Adjustable Rate Mortgages or (ARM’s) are loans whose interest rate can vary during the loan’s term. These loans have a fixed interest rate for an initial period of time (usually 3, 5, 7, or 10 years) and then typically adjust on a yearly basis. The initial rate on an ARM is usually going to be lower than than what is offered with a 30 Year fixed mortgage and can be advantageous if you plan on being in your home with a timeline of one to ten years.
This lower interest rate can save you hundreds if not thousands of dollars in payments per month and over time usually performs better than a typical 30 year fixed rate mortgage. With an adjustable rate mortgage you do not have to pay for the ability to fix the rate for a full 30 years as you do with a 30 year fixed mortgage. You only pay for a fixed rate for as many years as you need it, no more.
Adjustable rate mortgages also give you the ability to make interest only payments. Interest only payments can significantly lower your monthly payment.
Adjustable rate mortgages are usually amortized over a period of 30 years with the initial rate being fixed for anywhere from 1 month to 10 years. All adjustable rate mortgages have a “margin” plus an “index”, which makes up the “fully indexed” rate. This is the end rate you pay expressed as 6.25% or whatever it turns out to be when your initial fixed period of 1 to 10 years has ended. Again, you choose how long this initial fixed period is. You make it only as long as you will need it, and therefore get a lower rate.

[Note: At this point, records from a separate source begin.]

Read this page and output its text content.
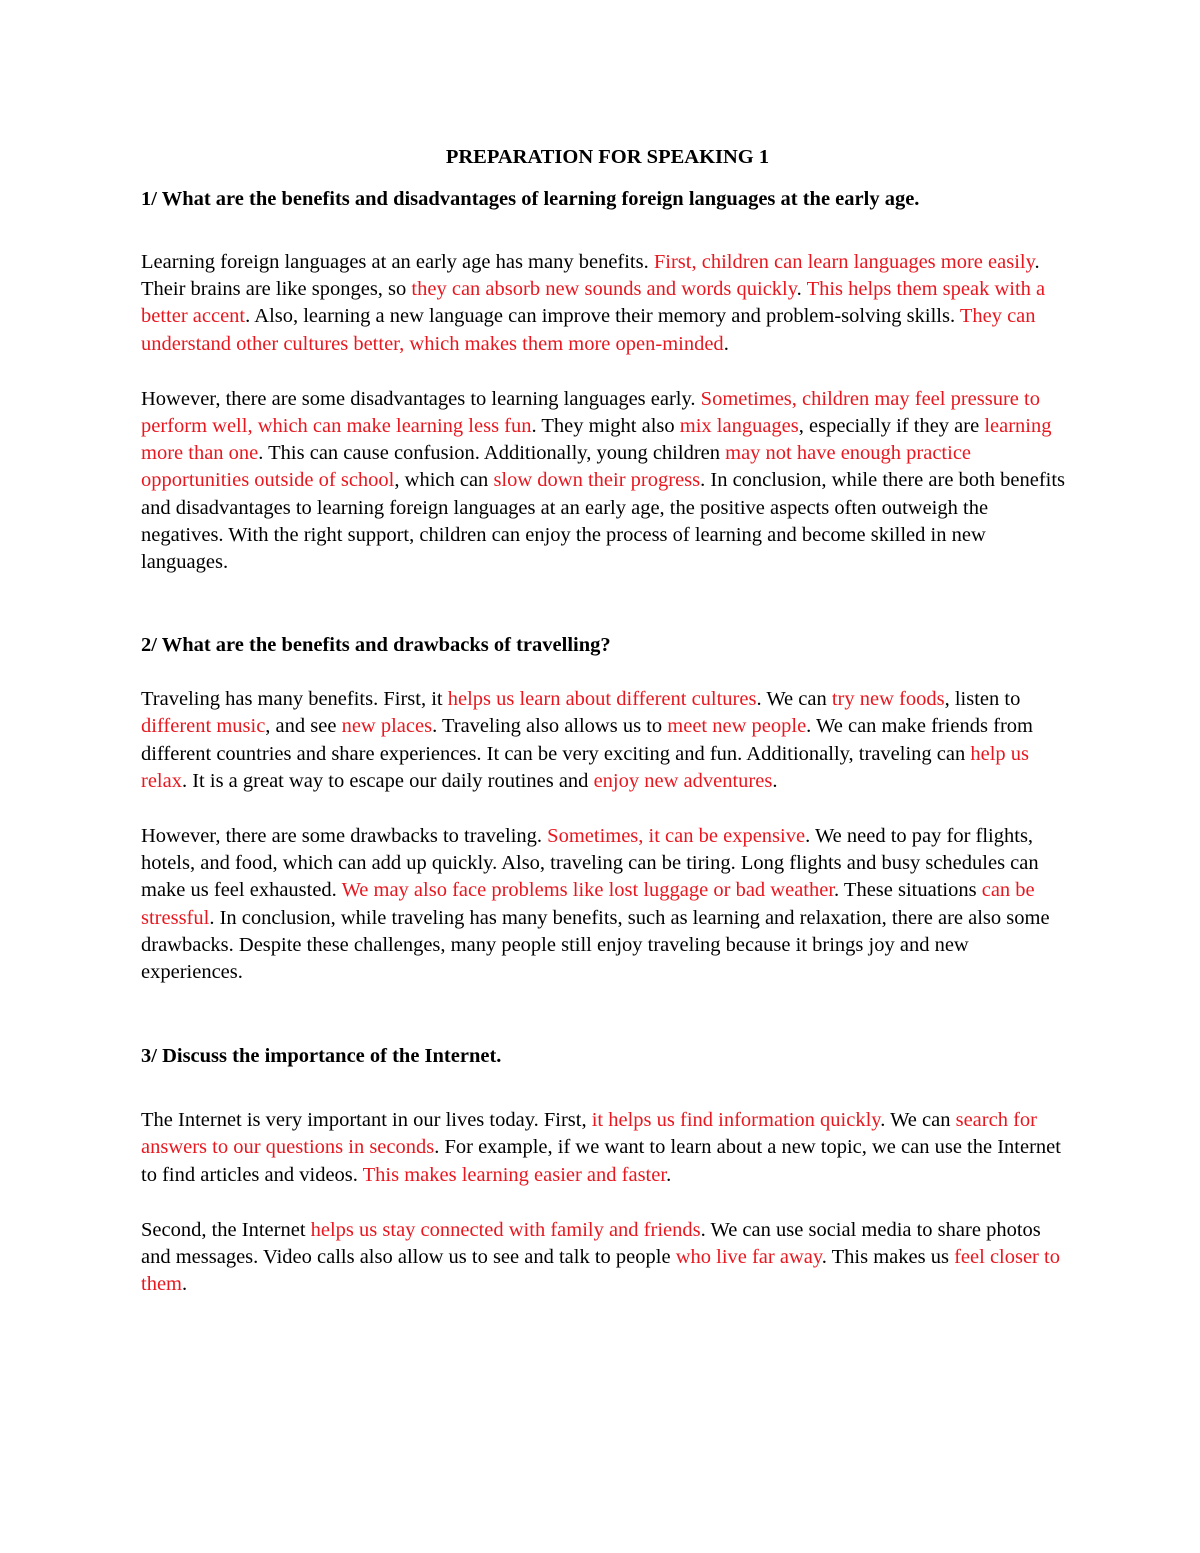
PREPARATION FOR SPEAKING 1

1/ What are the benefits and disadvantages of learning foreign languages at the early age.

Learning foreign languages at an early age has many benefits. First, children can learn languages more easily. Their brains are like sponges, so they can absorb new sounds and words quickly. This helps them speak with a better accent. Also, learning a new language can improve their memory and problem-solving skills. They can understand other cultures better, which makes them more open-minded.

However, there are some disadvantages to learning languages early. Sometimes, children may feel pressure to perform well, which can make learning less fun. They might also mix languages, especially if they are learning more than one. This can cause confusion. Additionally, young children may not have enough practice opportunities outside of school, which can slow down their progress. In conclusion, while there are both benefits and disadvantages to learning foreign languages at an early age, the positive aspects often outweigh the negatives. With the right support, children can enjoy the process of learning and become skilled in new languages.

2/ What are the benefits and drawbacks of travelling?

Traveling has many benefits. First, it helps us learn about different cultures. We can try new foods, listen to different music, and see new places. Traveling also allows us to meet new people. We can make friends from different countries and share experiences. It can be very exciting and fun. Additionally, traveling can help us relax. It is a great way to escape our daily routines and enjoy new adventures.

However, there are some drawbacks to traveling. Sometimes, it can be expensive. We need to pay for flights, hotels, and food, which can add up quickly. Also, traveling can be tiring. Long flights and busy schedules can make us feel exhausted. We may also face problems like lost luggage or bad weather. These situations can be stressful. In conclusion, while traveling has many benefits, such as learning and relaxation, there are also some drawbacks. Despite these challenges, many people still enjoy traveling because it brings joy and new experiences.

3/ Discuss the importance of the Internet.

The Internet is very important in our lives today. First, it helps us find information quickly. We can search for answers to our questions in seconds. For example, if we want to learn about a new topic, we can use the Internet to find articles and videos. This makes learning easier and faster.

Second, the Internet helps us stay connected with family and friends. We can use social media to share photos and messages. Video calls also allow us to see and talk to people who live far away. This makes us feel closer to them.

Margins on loans range from 1.5% to 4.5% depending on the index and the amount financed in relation to the property value, otherwise known as the “Loan to Value” of the home. The index is the financial instrument that the adjustable rate mortgage loan is tied to such as: 1-Year Treasury Security, LIBOR (London Interbank Offered Rate), Prime, 6-Month Certificate of Deposit (CD) and the 11th District Cost of Funds (COFI).